Due to the costs and challenges around accessing water, Rebecca says she had resorted to rationing water use at home and this had compromised her hygiene and that of her children.
With the tank installed, Rebecca mentioned that she can now reinvest the money she has been using to pay local boys to collect water for her back into her clothing retail business.
Annet is a mother to 7 children: 5 daughters and 2 sons. Without a formal job, Annet relies on farming as a source of income that supplements her husband Joseph’s income from his periodic job as a construction worker. Before the installation of the rainwater harvesting tank, Annet and her family had to make the daily 1 kilometre trek to the nearest water source.
Annet lamenting that “Water has been my problem during school times because my children’s school program would be affected since they would have to get up early and help me fetch water, and this meant that they would always arrive late to school.’’
With the water tank now installed is now confident that her children’s school routine will not be interrupted. She also looks forward to setting up a poultry and piggery project at her home to boost her income now that she is confident of her water supply.

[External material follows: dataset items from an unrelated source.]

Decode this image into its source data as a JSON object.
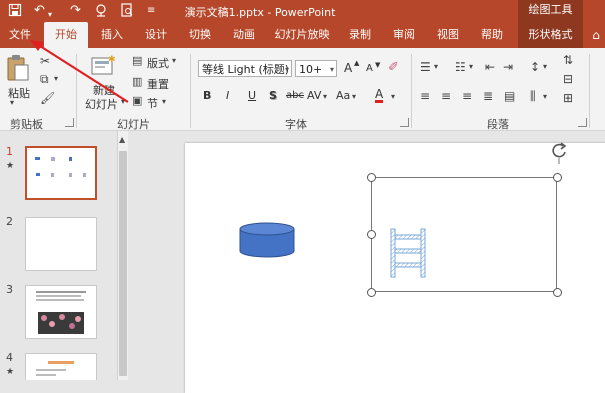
{
  "titlebar": {
    "title": "演示文稿1.pptx - PowerPoint",
    "context_header": "绘图工具",
    "qa_icons": [
      "save-icon",
      "undo-icon",
      "redo-icon",
      "touch-mode-icon",
      "preview-icon",
      "customize-icon"
    ]
  },
  "tabs": [
    {
      "label": "文件"
    },
    {
      "label": "开始"
    },
    {
      "label": "插入"
    },
    {
      "label": "设计"
    },
    {
      "label": "切换"
    },
    {
      "label": "动画"
    },
    {
      "label": "幻灯片放映"
    },
    {
      "label": "录制"
    },
    {
      "label": "审阅"
    },
    {
      "label": "视图"
    },
    {
      "label": "帮助"
    },
    {
      "label": "形状格式"
    }
  ],
  "ribbon": {
    "clipboard": {
      "label": "剪贴板",
      "paste": "粘贴"
    },
    "slides": {
      "label": "幻灯片",
      "new_slide_l1": "新建",
      "new_slide_l2": "幻灯片",
      "layout": "版式",
      "reset": "重置",
      "section": "节"
    },
    "font": {
      "label": "字体",
      "font_name": "等线 Light (标题)",
      "font_size": "10+",
      "bold": "B",
      "italic": "I",
      "underline": "U",
      "shadow": "S",
      "strike": "abc",
      "spacing": "AV",
      "case": "Aa",
      "font_color": "A",
      "grow": "A",
      "shrink": "A"
    },
    "paragraph": {
      "label": "段落"
    }
  },
  "thumbnails": [
    {
      "number": "1",
      "star": "★"
    },
    {
      "number": "2",
      "star": ""
    },
    {
      "number": "3",
      "star": ""
    },
    {
      "number": "4",
      "star": "★"
    }
  ],
  "colors": {
    "accent": "#b7472a",
    "accent_dark": "#8f3820",
    "selection": "#c0502a",
    "shape_fill": "#4472c4",
    "arrow": "#e02020"
  }
}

On a positive note, Annet’s husband, Joseph, has also drawn on his construction skills to construct a water tank base for his household as well as the 4 other households that were supported by the donation from Global Transformation. Moving forward, InPact is keen on contracting him to support with the construction of more tank bases for identified households.
James and his wife Alice are an elderly couple who live alone now that all their children are grown up and have moved to the city in search of better opportunities.
Unfortunately, the nearest water source is about 1 kilometre away, and due to their advanced age, this presents a huge challenge. To manage, they have been relying on one 20-litre can of water every two days, which they have to pay someone to deliver to their home.
Alice narrates, ‘getting a water tank has been a nightmare for the last five years because we couldn’t raise money for one.’ Alice adds that she had abandoned some chores like washing clothes and irrigating her vegetable garden because of the water scarcity.
Now with water at her home, she is keen to pick up these activities. James noted; “My wife and I are now relieved from the water problem. I was tired of buying water every other day”.